Mr Bellemare has been replaced by Norman Farrell, another Canadian and previously Mr Brammertz's deputy at the former Yugoslavia tribunal. Before leaving, Mr Bellemare reportedly filed an expanded indictment. Because he based his initial indictment on the suspects' telephone use, it's likely that the amended indictment will accuse some or all of those in the initial indictment of taking part in further assassinations or assassination attempts before and after Mr Hariri's killing.

New individuals may also be identified, but they will probably be linked to the first batch of suspects.

None of the Hizbollah members are in custody, nor is there any hope that the Lebanese authorities will arrest them. That is why in February the special tribunal decided to pursue a trial in absentia.

Not having the suspects in court could represent a major challenge for the prosecution. Mr Bellemare's case, by his own admission, was based on circumstantial evidence more than on witness testimony. While this is perfectly credible, it is also more difficult to prove in court, particularly if the prosecution and defence become embroiled in technical arguments over the validity of the telecoms evidence.

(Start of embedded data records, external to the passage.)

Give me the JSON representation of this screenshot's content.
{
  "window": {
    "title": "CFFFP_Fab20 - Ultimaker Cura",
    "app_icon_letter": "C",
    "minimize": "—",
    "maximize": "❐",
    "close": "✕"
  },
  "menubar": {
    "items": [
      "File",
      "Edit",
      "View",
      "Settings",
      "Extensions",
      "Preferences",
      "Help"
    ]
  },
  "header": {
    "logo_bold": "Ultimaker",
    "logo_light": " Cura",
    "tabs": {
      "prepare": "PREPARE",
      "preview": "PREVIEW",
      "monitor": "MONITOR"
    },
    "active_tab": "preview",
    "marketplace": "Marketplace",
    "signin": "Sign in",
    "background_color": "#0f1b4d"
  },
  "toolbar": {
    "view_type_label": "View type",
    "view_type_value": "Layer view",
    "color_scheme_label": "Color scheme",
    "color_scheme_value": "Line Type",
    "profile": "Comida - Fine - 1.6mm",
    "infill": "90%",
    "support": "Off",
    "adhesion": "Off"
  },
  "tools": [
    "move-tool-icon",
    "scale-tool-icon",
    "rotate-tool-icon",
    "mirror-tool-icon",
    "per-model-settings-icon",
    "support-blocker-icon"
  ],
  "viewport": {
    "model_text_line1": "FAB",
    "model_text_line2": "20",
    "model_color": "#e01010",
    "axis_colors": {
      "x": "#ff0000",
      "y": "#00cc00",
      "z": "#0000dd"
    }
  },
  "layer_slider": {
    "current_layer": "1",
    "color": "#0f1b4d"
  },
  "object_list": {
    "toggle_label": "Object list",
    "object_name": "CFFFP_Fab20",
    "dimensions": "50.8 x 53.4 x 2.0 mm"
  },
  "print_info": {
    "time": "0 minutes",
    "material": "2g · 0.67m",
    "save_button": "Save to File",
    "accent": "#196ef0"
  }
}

Here is where the poor quality of Mr Brammertz's work comes in. When he took over from Mr Mehlis, the Belgian was expected to consolidate his predecessor's work by gathering more witness statements. Mr Mehlis never doubted that high-level Syrian and Lebanese officials were behind the Hariri murder. He interviewed senior intelligence figures in both countries, even seeking to take down the testimony of Syrian President Bashar Al Assad. His strategy was to conduct his probe from the top down - to go after principal decision-makers and use their statements to unravel the layers of the plot.

Mr Brammertz abandoned that approach. Instead, he investigated from the bottom up. Not surprisingly, he lost momentum and was soon bogged down in forensic minutiae. The shift left the UN mission in an investigative no-man's land. That is why Mr Bellemare had so little in his files when he took over. Most damaging, Mr Brammertz formulated an indictment without an articulated motive. Suspects are named, but no reason is offered for why they eliminated Mr Hariri.

The special tribunal may yet find suspects guilty. But no one seriously believes that those who ordered the crime, and most of those who facilitated it, will be punished.

This was not always the case. There were high hopes when Mr Mehlis departed that the truth would come out, ending impunity for assassins in Lebanon. Thanks to Mr Bellemare we now know that Mr Brammertz had other ideas.